Tuesday, 1 August 2017

Diary: July 2017

21.7.17
Just spoke to young woman on number 14 bus practising card tricks. Amazing dexterity and fluency. She told me she learned by copying from YouTube and then read books.


21.7.17
Jane on my outfit: “Not sure about the frayed microcloth in your top pocket.”


21.7.17
Wayne Bridge knows where the dishwasher tablets are kept. And he prefers red sauce on his sausage sandwich.


14.7.17
At the bus stop on Old Street, a begging woman approached, having already been spurned by another waiting passenger. The begging woman looked at me pleadingly and told me she was hungry. I reached into my pocket, pulled out a £1 coin and handed it to her.
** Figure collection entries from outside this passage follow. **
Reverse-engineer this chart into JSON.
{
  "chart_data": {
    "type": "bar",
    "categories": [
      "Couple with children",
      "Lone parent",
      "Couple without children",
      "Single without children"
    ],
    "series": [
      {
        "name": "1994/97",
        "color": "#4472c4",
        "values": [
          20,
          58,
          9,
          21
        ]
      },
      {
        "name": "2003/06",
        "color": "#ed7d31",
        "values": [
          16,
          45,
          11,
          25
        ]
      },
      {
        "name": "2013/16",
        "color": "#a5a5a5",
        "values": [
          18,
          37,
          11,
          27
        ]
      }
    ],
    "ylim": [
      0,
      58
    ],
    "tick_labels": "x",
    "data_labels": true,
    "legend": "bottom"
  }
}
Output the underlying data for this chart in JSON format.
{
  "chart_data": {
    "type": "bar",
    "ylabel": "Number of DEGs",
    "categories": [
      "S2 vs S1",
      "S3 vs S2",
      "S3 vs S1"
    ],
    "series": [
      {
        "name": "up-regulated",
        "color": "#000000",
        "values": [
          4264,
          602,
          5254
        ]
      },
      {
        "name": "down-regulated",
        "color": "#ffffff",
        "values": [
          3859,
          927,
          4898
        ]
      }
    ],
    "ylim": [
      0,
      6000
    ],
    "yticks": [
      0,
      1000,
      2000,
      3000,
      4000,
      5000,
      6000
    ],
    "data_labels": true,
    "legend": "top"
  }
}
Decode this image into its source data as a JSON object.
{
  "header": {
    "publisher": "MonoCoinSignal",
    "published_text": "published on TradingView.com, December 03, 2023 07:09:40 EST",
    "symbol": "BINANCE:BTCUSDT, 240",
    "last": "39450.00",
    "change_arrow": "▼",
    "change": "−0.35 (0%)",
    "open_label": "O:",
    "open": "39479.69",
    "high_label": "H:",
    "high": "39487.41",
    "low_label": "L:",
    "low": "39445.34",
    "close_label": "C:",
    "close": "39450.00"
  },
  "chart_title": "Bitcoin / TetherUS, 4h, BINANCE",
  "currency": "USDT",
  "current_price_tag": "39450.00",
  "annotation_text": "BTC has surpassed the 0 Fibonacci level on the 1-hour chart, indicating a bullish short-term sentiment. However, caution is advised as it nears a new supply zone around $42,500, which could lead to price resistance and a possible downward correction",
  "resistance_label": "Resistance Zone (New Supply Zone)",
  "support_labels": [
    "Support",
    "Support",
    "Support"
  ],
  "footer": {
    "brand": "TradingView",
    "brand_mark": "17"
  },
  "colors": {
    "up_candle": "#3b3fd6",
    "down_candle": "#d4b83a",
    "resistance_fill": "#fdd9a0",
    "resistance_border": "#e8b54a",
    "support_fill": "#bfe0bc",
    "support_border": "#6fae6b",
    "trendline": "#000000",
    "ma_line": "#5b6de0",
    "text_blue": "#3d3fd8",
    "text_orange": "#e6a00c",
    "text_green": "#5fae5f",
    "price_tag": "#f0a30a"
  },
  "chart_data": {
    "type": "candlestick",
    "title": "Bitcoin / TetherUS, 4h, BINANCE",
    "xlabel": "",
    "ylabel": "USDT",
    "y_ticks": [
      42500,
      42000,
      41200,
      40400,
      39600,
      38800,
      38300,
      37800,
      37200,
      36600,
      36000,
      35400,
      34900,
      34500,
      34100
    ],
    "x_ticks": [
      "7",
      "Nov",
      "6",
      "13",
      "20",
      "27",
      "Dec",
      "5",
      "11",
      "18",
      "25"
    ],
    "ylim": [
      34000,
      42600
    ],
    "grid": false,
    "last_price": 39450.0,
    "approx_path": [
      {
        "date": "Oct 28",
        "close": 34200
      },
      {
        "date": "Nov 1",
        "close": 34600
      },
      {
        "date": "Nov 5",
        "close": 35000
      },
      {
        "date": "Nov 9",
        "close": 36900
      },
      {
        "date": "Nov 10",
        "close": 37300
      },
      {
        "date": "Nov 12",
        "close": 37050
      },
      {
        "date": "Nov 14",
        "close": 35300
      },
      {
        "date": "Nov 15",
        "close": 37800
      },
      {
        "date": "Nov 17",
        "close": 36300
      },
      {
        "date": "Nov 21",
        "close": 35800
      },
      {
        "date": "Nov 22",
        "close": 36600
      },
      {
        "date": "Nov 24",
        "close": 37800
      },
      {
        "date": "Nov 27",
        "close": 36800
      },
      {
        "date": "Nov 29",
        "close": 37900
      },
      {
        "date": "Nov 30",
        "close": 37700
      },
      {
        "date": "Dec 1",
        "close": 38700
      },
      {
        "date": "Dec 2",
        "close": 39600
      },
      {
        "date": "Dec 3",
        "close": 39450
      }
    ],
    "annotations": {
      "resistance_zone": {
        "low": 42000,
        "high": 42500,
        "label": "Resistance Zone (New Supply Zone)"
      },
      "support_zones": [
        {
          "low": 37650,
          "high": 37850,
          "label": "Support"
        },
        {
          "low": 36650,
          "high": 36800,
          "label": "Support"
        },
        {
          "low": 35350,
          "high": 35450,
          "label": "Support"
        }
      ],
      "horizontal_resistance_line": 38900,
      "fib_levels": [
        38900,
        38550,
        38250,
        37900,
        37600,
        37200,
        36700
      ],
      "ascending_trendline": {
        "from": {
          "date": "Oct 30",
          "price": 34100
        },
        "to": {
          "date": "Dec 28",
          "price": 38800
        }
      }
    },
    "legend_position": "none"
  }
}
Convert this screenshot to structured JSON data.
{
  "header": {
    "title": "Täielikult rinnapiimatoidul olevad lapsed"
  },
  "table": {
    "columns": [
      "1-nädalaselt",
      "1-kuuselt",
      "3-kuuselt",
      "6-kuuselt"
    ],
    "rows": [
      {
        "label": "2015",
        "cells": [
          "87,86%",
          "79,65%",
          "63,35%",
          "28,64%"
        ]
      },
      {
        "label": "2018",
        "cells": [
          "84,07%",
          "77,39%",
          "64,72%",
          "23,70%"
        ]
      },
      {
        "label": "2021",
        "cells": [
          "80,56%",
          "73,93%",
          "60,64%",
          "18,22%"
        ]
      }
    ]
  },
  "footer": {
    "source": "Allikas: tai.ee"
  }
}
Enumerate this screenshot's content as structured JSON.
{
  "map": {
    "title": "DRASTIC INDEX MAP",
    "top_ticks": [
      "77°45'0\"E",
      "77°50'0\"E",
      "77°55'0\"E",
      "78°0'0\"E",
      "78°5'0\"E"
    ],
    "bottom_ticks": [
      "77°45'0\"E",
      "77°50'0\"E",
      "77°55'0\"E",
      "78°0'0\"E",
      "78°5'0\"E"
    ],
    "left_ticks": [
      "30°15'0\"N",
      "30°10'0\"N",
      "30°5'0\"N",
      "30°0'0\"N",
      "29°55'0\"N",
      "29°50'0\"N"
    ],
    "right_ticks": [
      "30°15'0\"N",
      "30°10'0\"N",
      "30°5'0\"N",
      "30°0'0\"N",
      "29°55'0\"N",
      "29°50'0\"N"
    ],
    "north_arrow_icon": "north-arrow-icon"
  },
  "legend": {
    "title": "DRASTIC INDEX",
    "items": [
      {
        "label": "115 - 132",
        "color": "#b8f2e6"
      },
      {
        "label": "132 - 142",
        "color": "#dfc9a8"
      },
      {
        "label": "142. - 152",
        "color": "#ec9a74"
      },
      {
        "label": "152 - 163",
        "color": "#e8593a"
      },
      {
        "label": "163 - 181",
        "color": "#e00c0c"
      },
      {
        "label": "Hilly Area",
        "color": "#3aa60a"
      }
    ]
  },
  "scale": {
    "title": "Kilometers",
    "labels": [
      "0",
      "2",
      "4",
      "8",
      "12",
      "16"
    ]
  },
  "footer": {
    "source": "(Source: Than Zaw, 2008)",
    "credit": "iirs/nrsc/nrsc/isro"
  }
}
She thanked me then added: “A sandwich costs £2.50.”


1.7.17
'I think Jeremy Corbyn is perfectly right to sack members of his shadow cabinet for not toeing his line on Brexit. This is British party politics: voters are forever being asked to compromise, but the politicians don’t have to. At some point the kinder, gentler politics was always going to take a leaf out of Alex Ferguson’s book and start throwing boots at people who disagreed with it...'
Marina Hyde, the Guardian


‘Grenfell’s residents were not viewed as people with a right to be heard but as pathetic supplicants, ungrateful for what had been bestowed upon them.’